Latar Belakang terjadinya perang jamal
Setelah Ali bin Abu Thalib dibai’at, Thalhah dan Azzubeir meminta ijin
kepadanya untuk pergi ke Makkah. Ali pun menginjinkan mereka. Mereka kemudian
bertemu dengan Ummul Mukminin Aisyah disana.
Saat
itu Aisyah sudah mendengar kabara bahwa Utsman terbunuh. Maka,
mereka semua berkumpul di Makkah, hendak menuntut balas atas terbunuhnya
Utsman.
Tidak lama kemudian, Ya’la bin Munyah dari Bashrah dan Abdullah bin Amir
dari Kuffah datang ke Makkah. Mereka semua berkumpul di Makkah juga untuk
menuntut balas atas terbunuhnya Utsman. Mereka lalu keluar dari Makkah diikuti
oleh orang-orang di belakang mereka, pergi menuju ke Bashrah hendak mencarai
pembunuh Utsman. Semua itu mereka lakukan karena mereka memandang bahwa mereka
telah lalai dalam menjaga Utsman. Ketika itu, Ali berada di Madinah, sementara
Utsman bin Hunaif adalah gubernur Basharah yang diangakat oleh Ali bin Abu
Thalib.
Sesampainya mereka di Bashrah, Ali menugaskan Utsman bin Hunaif untuk
menanyakan tujuan mereka datang ke Bashrah. Mereka menjawab: “Kami menginginkan
pembunuh Utsman.” Utsman bin Hunaif berkata: “Tunggulah hingga Ali datang. Ia
melarang untuk masuk ke Bashrah.
Ketika itulah, Jabalah keluar menemui mereka.
Jabalah ini adalah salah seorang yang terlibat dalam
pembunuhan Utsman.

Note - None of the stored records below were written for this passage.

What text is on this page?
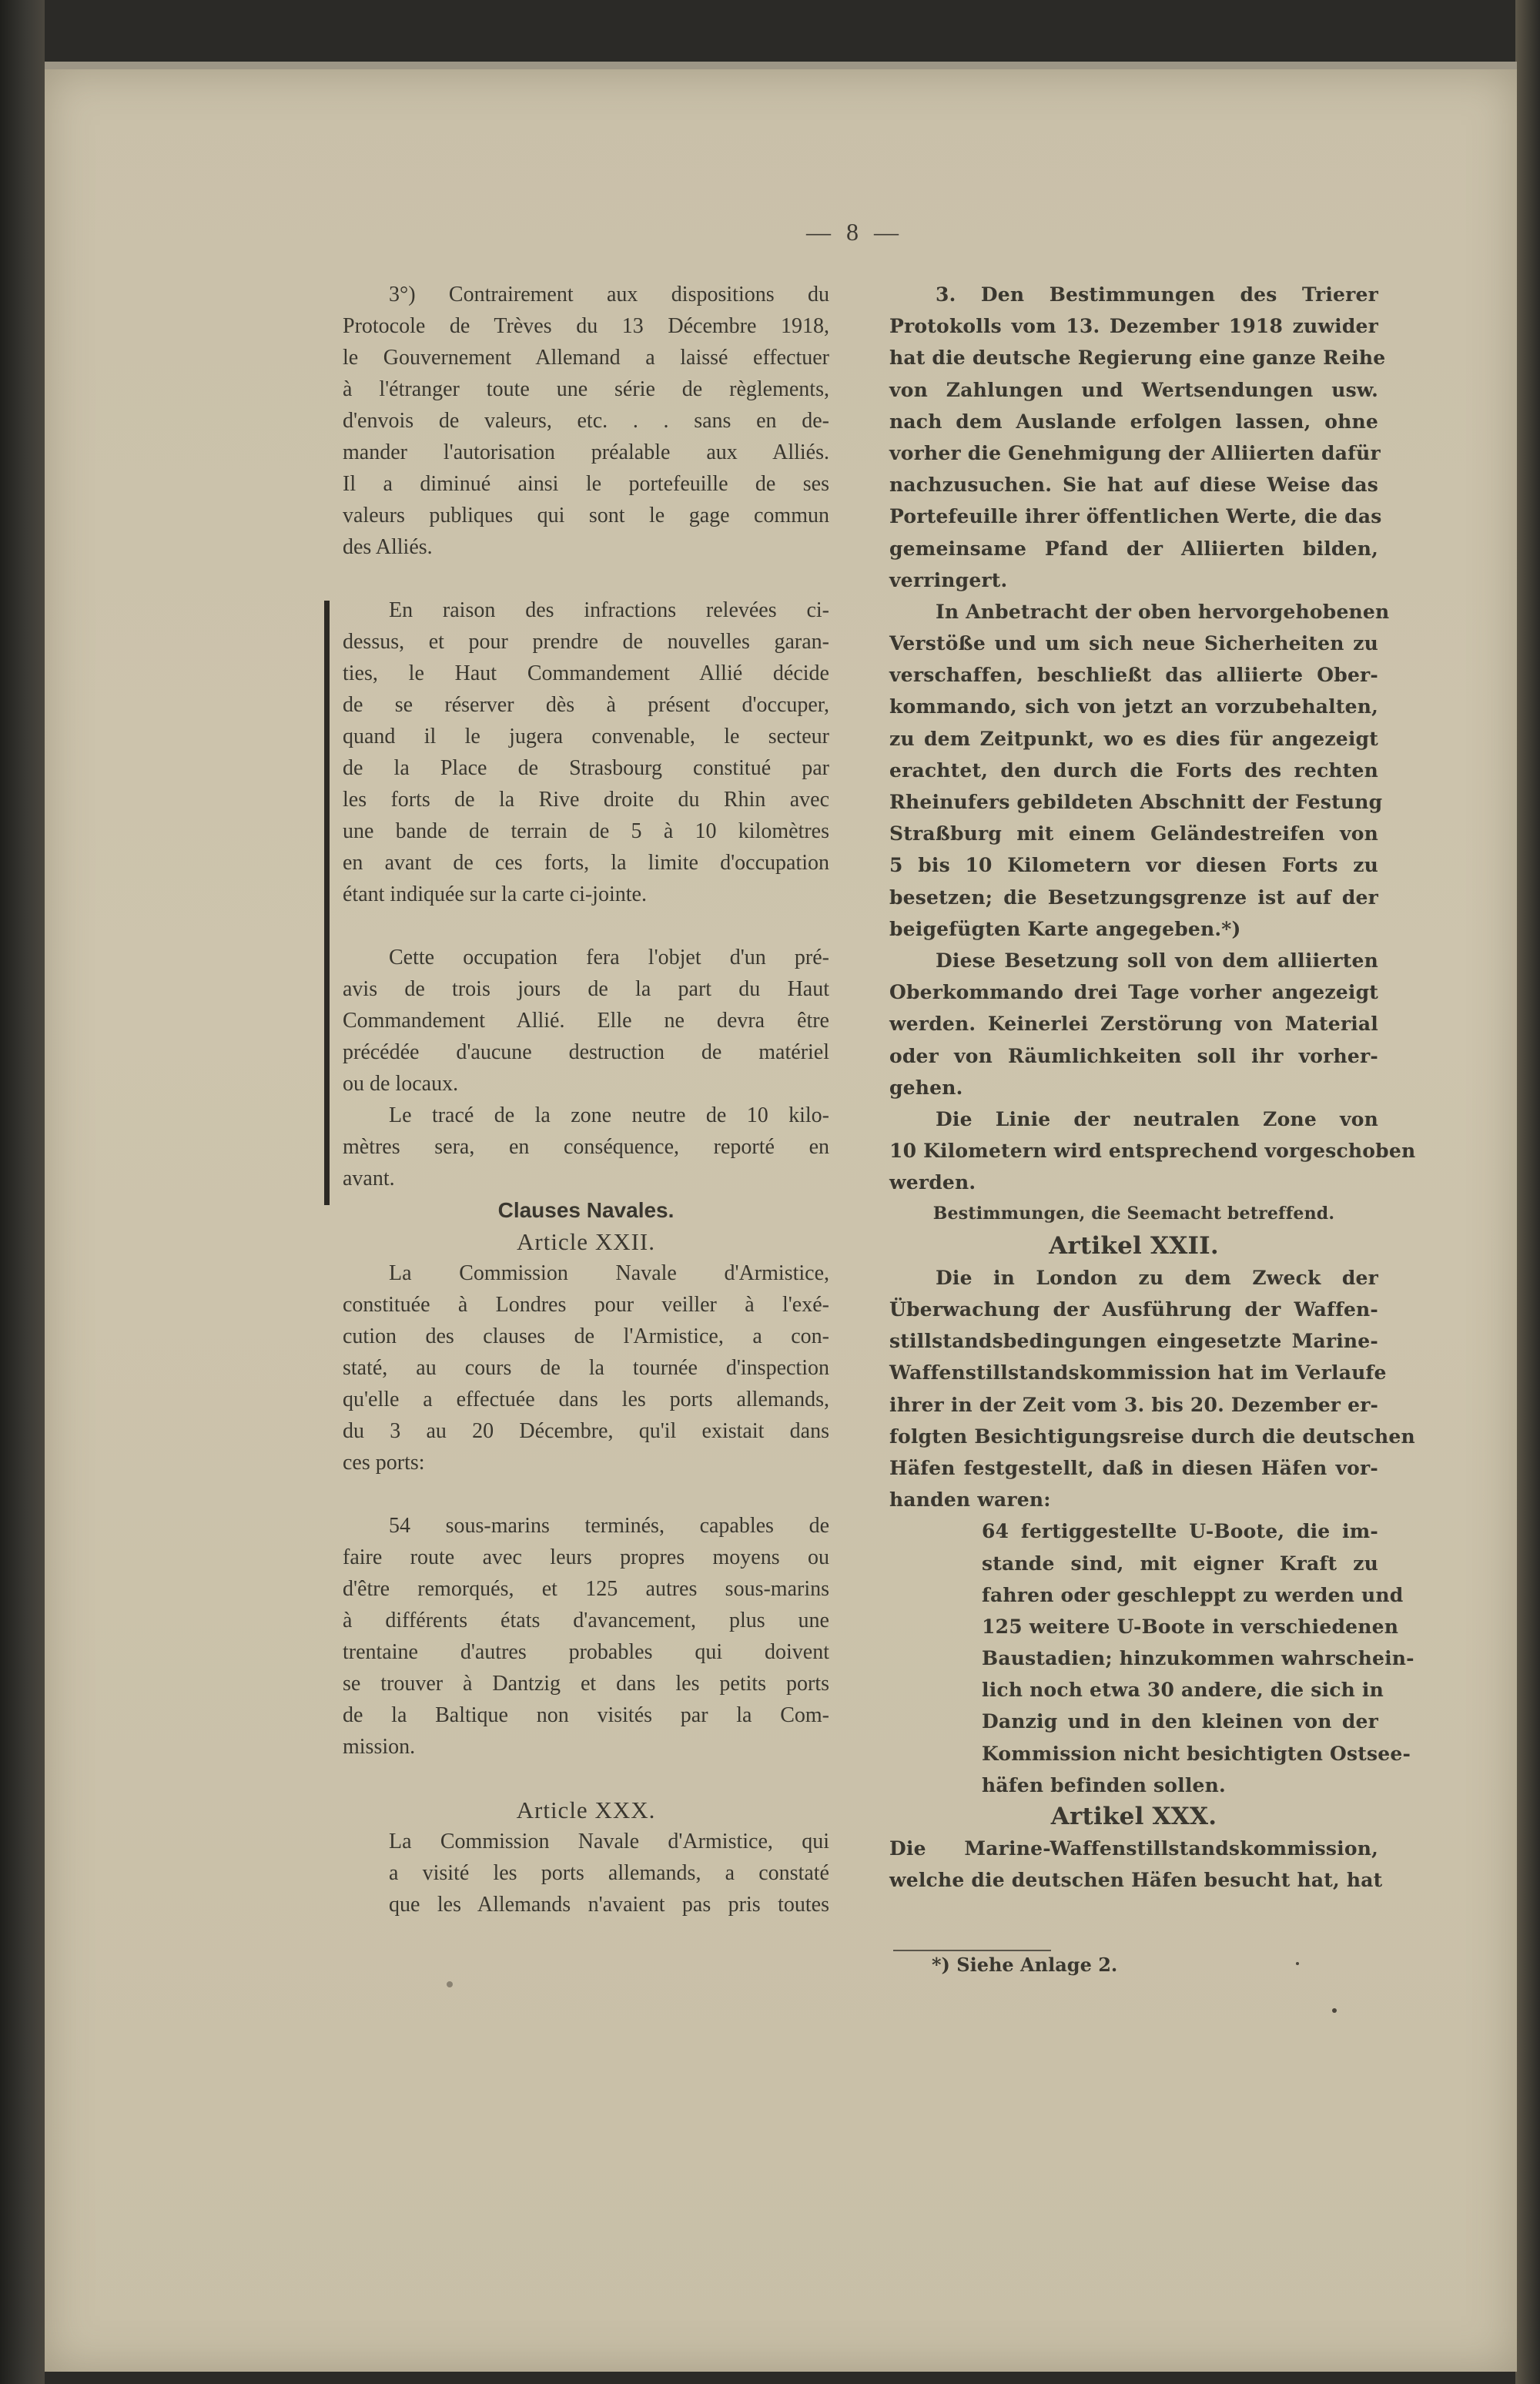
— 8 —
3°) Contrairement aux dispositions du
Protocole de Trèves du 13 Décembre 1918,
le Gouvernement Allemand a laissé effectuer
à l'étranger toute une série de règlements,
d'envois de valeurs, etc. . . sans en de-
mander l'autorisation préalable aux Alliés.
Il a diminué ainsi le portefeuille de ses
valeurs publiques qui sont le gage commun
des Alliés.
En raison des infractions relevées ci-
dessus, et pour prendre de nouvelles garan-
ties, le Haut Commandement Allié décide
de se réserver dès à présent d'occuper,
quand il le jugera convenable, le secteur
de la Place de Strasbourg constitué par
les forts de la Rive droite du Rhin avec
une bande de terrain de 5 à 10 kilomètres
en avant de ces forts, la limite d'occupation
étant indiquée sur la carte ci-jointe.
Cette occupation fera l'objet d'un pré-
avis de trois jours de la part du Haut
Commandement Allié. Elle ne devra être
précédée d'aucune destruction de matériel
ou de locaux.
Le tracé de la zone neutre de 10 kilo-
mètres sera, en conséquence, reporté en
avant.
Clauses Navales.
Article XXII.
La Commission Navale d'Armistice,
constituée à Londres pour veiller à l'exé-
cution des clauses de l'Armistice, a con-
staté, au cours de la tournée d'inspection
qu'elle a effectuée dans les ports allemands,
du 3 au 20 Décembre, qu'il existait dans
ces ports:
54 sous-marins terminés, capables de
faire route avec leurs propres moyens ou
d'être remorqués, et 125 autres sous-marins
à différents états d'avancement, plus une
trentaine d'autres probables qui doivent
se trouver à Dantzig et dans les petits ports
de la Baltique non visités par la Com-
mission.
Article XXX.
La Commission Navale d'Armistice, qui
a visité les ports allemands, a constaté
que les Allemands n'avaient pas pris toutes
3. Den Bestimmungen des Trierer
Protokolls vom 13. Dezember 1918 zuwider
hat die deutsche Regierung eine ganze Reihe
von Zahlungen und Wertsendungen usw.
nach dem Auslande erfolgen lassen, ohne
vorher die Genehmigung der Alliierten dafür
nachzusuchen. Sie hat auf diese Weise das
Portefeuille ihrer öffentlichen Werte, die das
gemeinsame Pfand der Alliierten bilden,
verringert.
In Anbetracht der oben hervorgehobenen
Verstöße und um sich neue Sicherheiten zu
verschaffen, beschließt das alliierte Ober-
kommando, sich von jetzt an vorzubehalten,
zu dem Zeitpunkt, wo es dies für angezeigt
erachtet, den durch die Forts des rechten
Rheinufers gebildeten Abschnitt der Festung
Straßburg mit einem Geländestreifen von
5 bis 10 Kilometern vor diesen Forts zu
besetzen; die Besetzungsgrenze ist auf der
beigefügten Karte angegeben.*)
Diese Besetzung soll von dem alliierten
Oberkommando drei Tage vorher angezeigt
werden. Keinerlei Zerstörung von Material
oder von Räumlichkeiten soll ihr vorher-
gehen.
Die Linie der neutralen Zone von
10 Kilometern wird entsprechend vorgeschoben
werden.
Bestimmungen, die Seemacht betreffend.
Artikel XXII.
Die in London zu dem Zweck der
Überwachung der Ausführung der Waffen-
stillstandsbedingungen eingesetzte Marine-
Waffenstillstandskommission hat im Verlaufe
ihrer in der Zeit vom 3. bis 20. Dezember er-
folgten Besichtigungsreise durch die deutschen
Häfen festgestellt, daß in diesen Häfen vor-
handen waren:
64 fertiggestellte U-Boote, die im-
stande sind, mit eigner Kraft zu
fahren oder geschleppt zu werden und
125 weitere U-Boote in verschiedenen
Baustadien; hinzukommen wahrschein-
lich noch etwa 30 andere, die sich in
Danzig und in den kleinen von der
Kommission nicht besichtigten Ostsee-
häfen befinden sollen.
Artikel XXX.
Die Marine-Waffenstillstandskommission,
welche die deutschen Häfen besucht hat, hat
*) Siehe Anlage 2.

Ia menyerang mereka dengan jumlah pasukan
700 personil. Namun mereka dapat mengalahkannya dan membunuh personil yang
bersamanya. Sementara banyak juga penduduk Bashrah yang bergabung dengan
pasukan Thalhah, Azzubair, dan Aisyah ini.
Ali kemudian keluar dari Madinah, bergerak menuju Kufah. Ini terjadi setelah
ia mendengar kabar bahwa telah terjadi peperangan antara Utsman bin Hunaif,
gubernur tunjukan Ali untuk Bashrah, dengan Thalhah, Azzubeir, dan Aisyah,
serta orang-orang yang bersama mereka. Ali keluar setelah menyiapkan pasukan
yang berjumlah 10.000 orang untuk menyerang Thalhah dan Azzubeir.

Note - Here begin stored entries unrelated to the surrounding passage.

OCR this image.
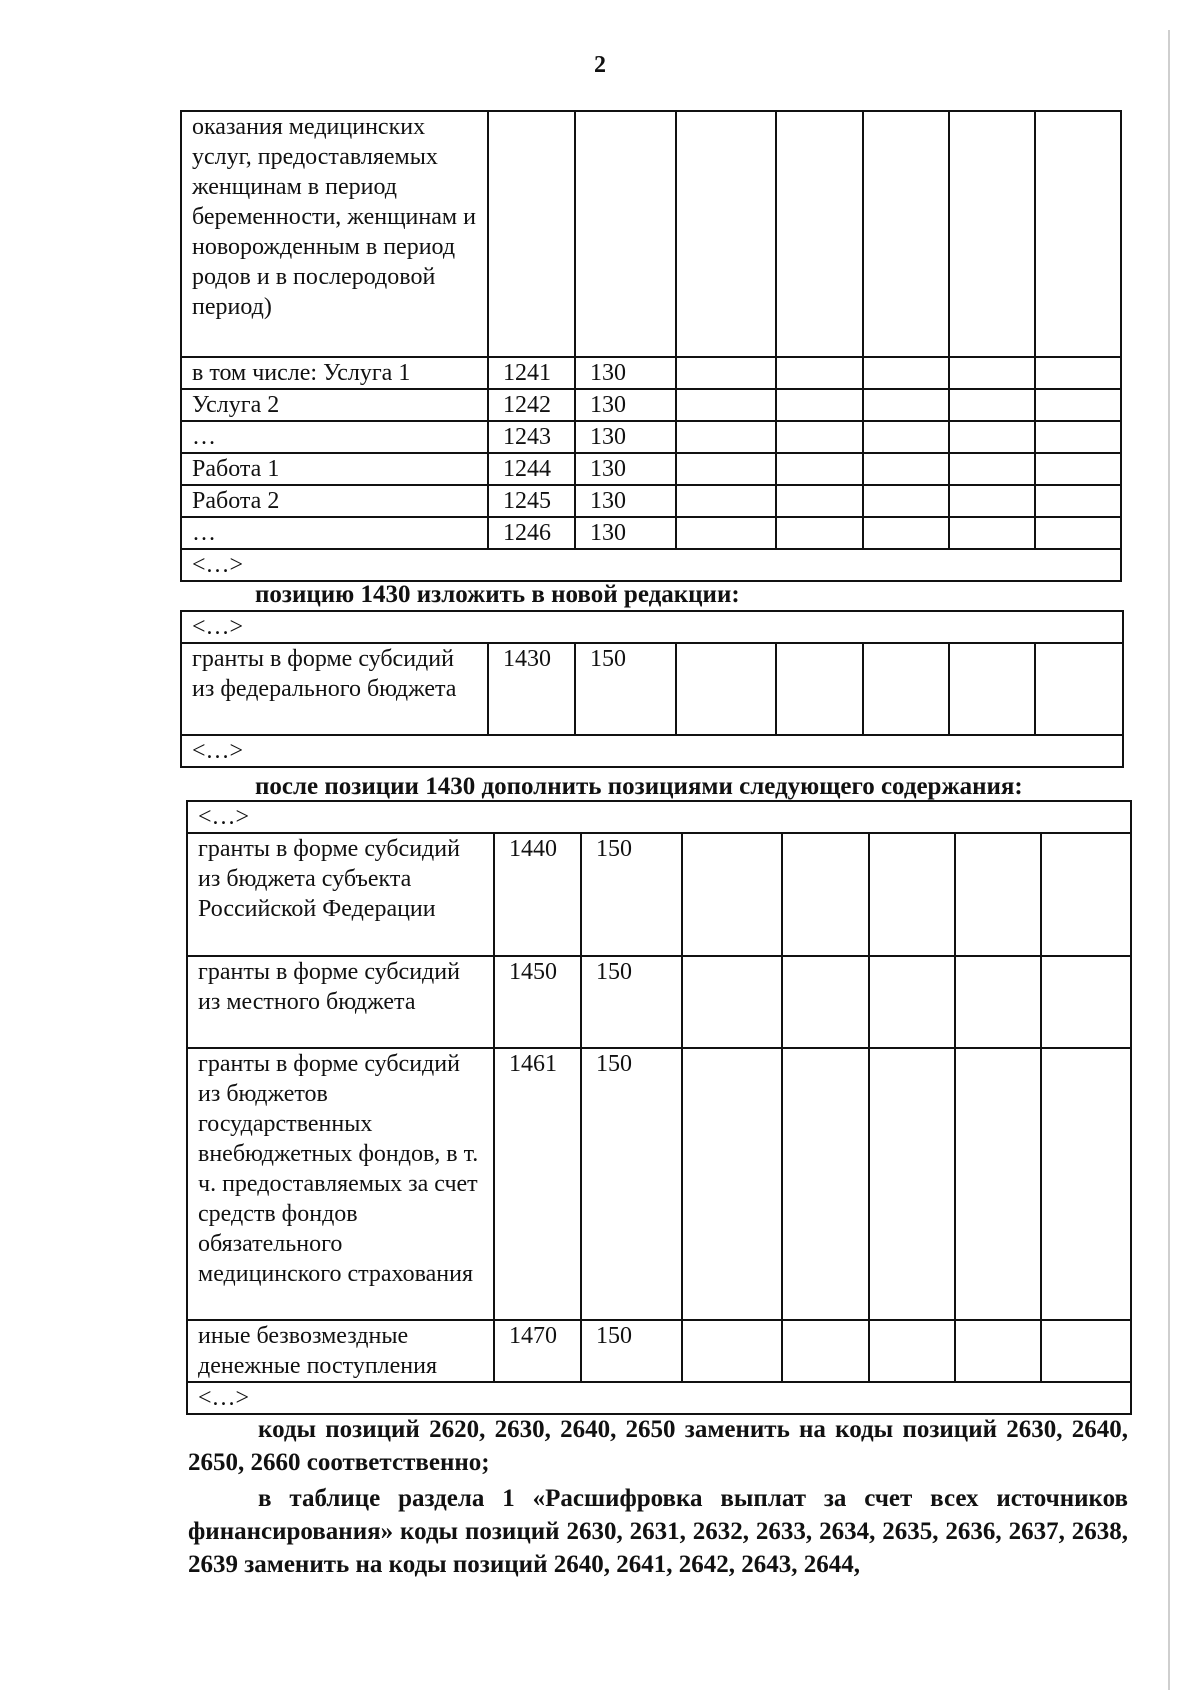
2
оказания медицинских услуг, предоставляемых женщинам в период беременности, женщинам и новорожденным в период родов и в послеродовой период)							
в том числе: Услуга 1	1241	130					
Услуга 2	1242	130					
…	1243	130					
Работа 1	1244	130					
Работа 2	1245	130					
…	1246	130					
<…>							
позицию 1430 изложить в новой редакции:
<…>
гранты в форме субсидий из федерального бюджета	1430	150					
<…>
после позиции 1430 дополнить позициями следующего содержания:
<…>							
гранты в форме субсидий из бюджета субъекта Российской Федерации	1440	150					
гранты в форме субсидий из местного бюджета	1450	150					
гранты в форме субсидий из бюджетов государственных внебюджетных фондов, в т. ч. предоставляемых за счет средств фондов обязательного медицинского страхования	1461	150					
иные безвозмездные денежные поступления	1470	150					
<…>							
коды позиций 2620, 2630, 2640, 2650 заменить на коды позиций 2630, 2640, 2650, 2660 соответственно;
в таблице раздела 1 «Расшифровка выплат за счет всех источников финансирования» коды позиций 2630, 2631, 2632, 2633, 2634, 2635, 2636, 2637, 2638, 2639 заменить на коды позиций 2640, 2641, 2642, 2643, 2644,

Disini kita melihat secara jelas bahwa Ali bin Abu Thaliblah yang keluar
mendatangi mereka (Thalhah,Azzubeir, dan Aisyah), bukan mereka yang keluar
menuju Ali.
Mereka juga tidak bermaksud
memerangi Ali sebagaimana yang diklaim oleh sebagian kelompok dan orang-orang
yang terpengaruh oleh isapan jempol terkait peperangan ini.
Jikalau mereka ingin memberontak terhadap Ali, tentunya mereka akan langsung
pergi menuju ke Madinah, bukan ke Bashrah.

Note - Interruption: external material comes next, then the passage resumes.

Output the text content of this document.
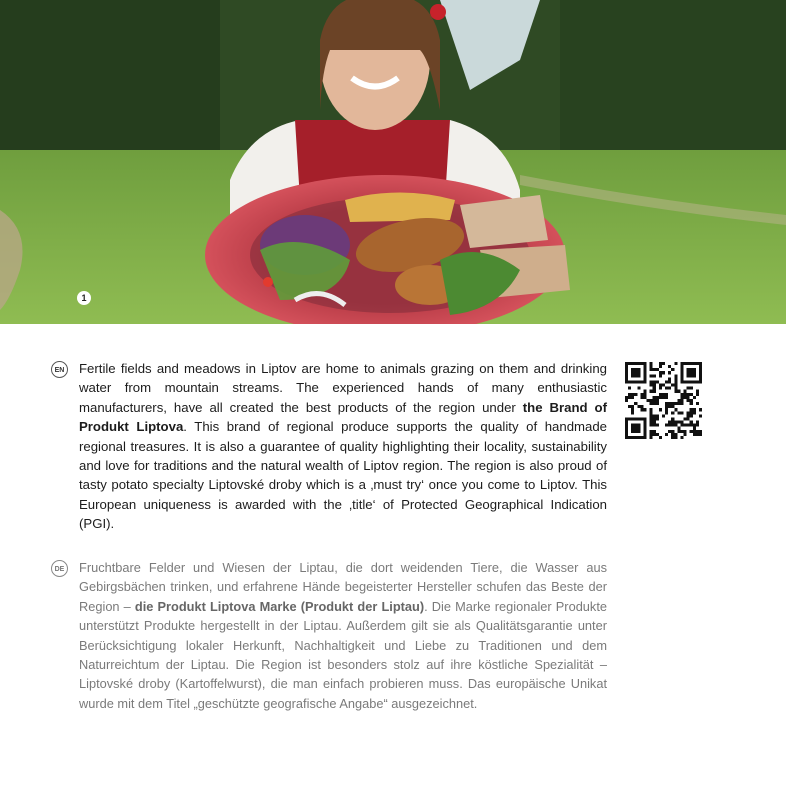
1
EN Fertile fields and meadows in Liptov are home to animals grazing on them and drinking water from mountain streams. The experienced hands of many enthusiastic manufacturers, have all created the best products of the region under the Brand of Produkt Liptova. This brand of regional produce supports the quality of handmade regional treasures. It is also a guarantee of quality highlighting their locality, sustainability and love for traditions and the natural wealth of Liptov region. The region is also proud of tasty potato specialty Liptovské droby which is a ‚must try‘ once you come to Liptov. This European uniqueness is awarded with the ‚title‘ of Protected Geographical Indication (PGI).

DE Fruchtbare Felder und Wiesen der Liptau, die dort weidenden Tiere, die Wasser aus Gebirgsbächen trinken, und erfahrene Hände begeisterter Hersteller schufen das Beste der Region – die Produkt Liptova Marke (Produkt der Liptau). Die Marke regionaler Produkte unterstützt Produkte hergestellt in der Liptau. Außerdem gilt sie als Qualitätsgarantie unter Berücksichtigung lokaler Herkunft, Nachhaltigkeit und Liebe zu Traditionen und dem Naturreichtum der Liptau. Die Region ist besonders stolz auf ihre köstliche Spezialität – Liptovské droby (Kartoffelwurst), die man einfach probieren muss. Das europäische Unikat wurde mit dem Titel „geschützte geografische Angabe“ ausgezeichnet.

Dengan demikian, jelaslah bahwa Thalhah,
Azzubeir, dan Aisyah, serta orang-orang yang ikut bersama mereka tidak pernah
membatalkan dan menolak kekhaliahan Ali.
Mereka juga tidak mencela, tidak menyebutkan kejelekan, tidak membai’at orang
selain Ali, dan tidak pergi menuju Bashrah untuk menyerang Ali. Karena, ketika
itu Ali memang tidak berada di Bashrah.
Oleh karena itu, Al-Ahnaf bin Qais berkata: “Aku bertemu Thalah dan Azzubeir
setelah terjadi pengepungan terhadap Utsman, lantas bertanya: “Apa yang kalian
berdua perintahkan kepadaku? Karena, aku melihat Utsman telah terbunuh.’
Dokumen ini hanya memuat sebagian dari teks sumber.